I shuddered. “No, mum, I worked in the scriptorium most of the day.”
“Pocket, I think I would prefer you not call me mum, if it’s not too much to ask. Given the new level of our friendship it seems—oh, I don’t know—unsavory.”
“Yes, m—uh—mistress.”
“Mistress I can work with. Now, pass me my supper and see if you can fit your face in the opening the way that I have.”
Thalia’s cheekbones were wedged in the arrow loop, which was little wider than my hand.
“Doesn’t that hurt?” I’d been finding abrasions on my arms and various bits all day from our adventure the night before.
“It’s not the flaying of St. Bart, but, yes, it stings a bit. You can’t confess what we did, or what we do, love? You know that, right?”
“Then am I going to have to go to hell?”
“Well—” She pulled back, rolled her eyes as if searching the ceiling for an answer. “—not alone. Give us our supper, lad, and get your face in the loop, I have something to teach you.”
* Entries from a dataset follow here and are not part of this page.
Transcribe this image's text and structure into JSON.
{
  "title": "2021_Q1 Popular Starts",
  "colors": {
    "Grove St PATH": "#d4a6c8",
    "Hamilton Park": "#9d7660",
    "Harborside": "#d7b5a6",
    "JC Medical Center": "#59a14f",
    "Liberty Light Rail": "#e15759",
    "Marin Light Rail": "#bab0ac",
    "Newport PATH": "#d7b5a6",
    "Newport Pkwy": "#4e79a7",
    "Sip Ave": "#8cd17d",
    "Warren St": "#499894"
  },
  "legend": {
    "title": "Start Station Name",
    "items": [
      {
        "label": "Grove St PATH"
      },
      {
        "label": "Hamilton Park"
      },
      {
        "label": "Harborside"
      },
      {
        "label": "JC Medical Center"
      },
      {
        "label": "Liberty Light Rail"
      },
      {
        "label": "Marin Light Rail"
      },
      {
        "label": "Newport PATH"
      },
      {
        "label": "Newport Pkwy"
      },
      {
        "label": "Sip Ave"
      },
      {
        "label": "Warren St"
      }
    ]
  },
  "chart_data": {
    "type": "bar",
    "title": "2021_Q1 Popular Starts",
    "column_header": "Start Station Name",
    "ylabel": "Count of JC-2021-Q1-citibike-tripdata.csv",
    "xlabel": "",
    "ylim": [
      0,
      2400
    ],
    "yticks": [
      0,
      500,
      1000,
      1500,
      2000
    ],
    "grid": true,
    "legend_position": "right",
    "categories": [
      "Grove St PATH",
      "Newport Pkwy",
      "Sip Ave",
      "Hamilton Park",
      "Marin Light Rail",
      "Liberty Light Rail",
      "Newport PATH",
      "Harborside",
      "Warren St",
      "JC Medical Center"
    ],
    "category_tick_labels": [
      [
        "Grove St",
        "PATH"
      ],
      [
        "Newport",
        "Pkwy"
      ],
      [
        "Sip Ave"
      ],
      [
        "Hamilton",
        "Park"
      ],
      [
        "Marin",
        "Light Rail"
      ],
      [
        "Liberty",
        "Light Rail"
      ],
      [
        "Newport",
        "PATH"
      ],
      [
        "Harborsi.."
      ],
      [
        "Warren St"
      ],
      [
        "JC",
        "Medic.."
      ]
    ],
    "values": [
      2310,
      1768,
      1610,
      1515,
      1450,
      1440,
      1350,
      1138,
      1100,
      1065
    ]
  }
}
And so it went for weeks and months. I went from being a mediocre acrobat to a talented contortionist, and Thalia seemed to regain some of the life that I had thought sure she’d lost. She was not holy in the sense that the priests and nuns taught, but she was full of spirit and a different kind of reverence. More concerned with this life, this moment, than an eternity beyond the reach of the cross in the wall. I adored her, and I wanted her to be out of the chamber, in the world, with me, and I began to plan her escape. But I was but a boy, and she was bloody barking, so it was not meant to be.
“I’ve stolen a chisel from a mason who passed by on his way to work on the minster at York. It will take some time, but if you work on a single stone, you might escape in summer.”
“You are my escape, Pocket. The only escape I can ever allow myself.”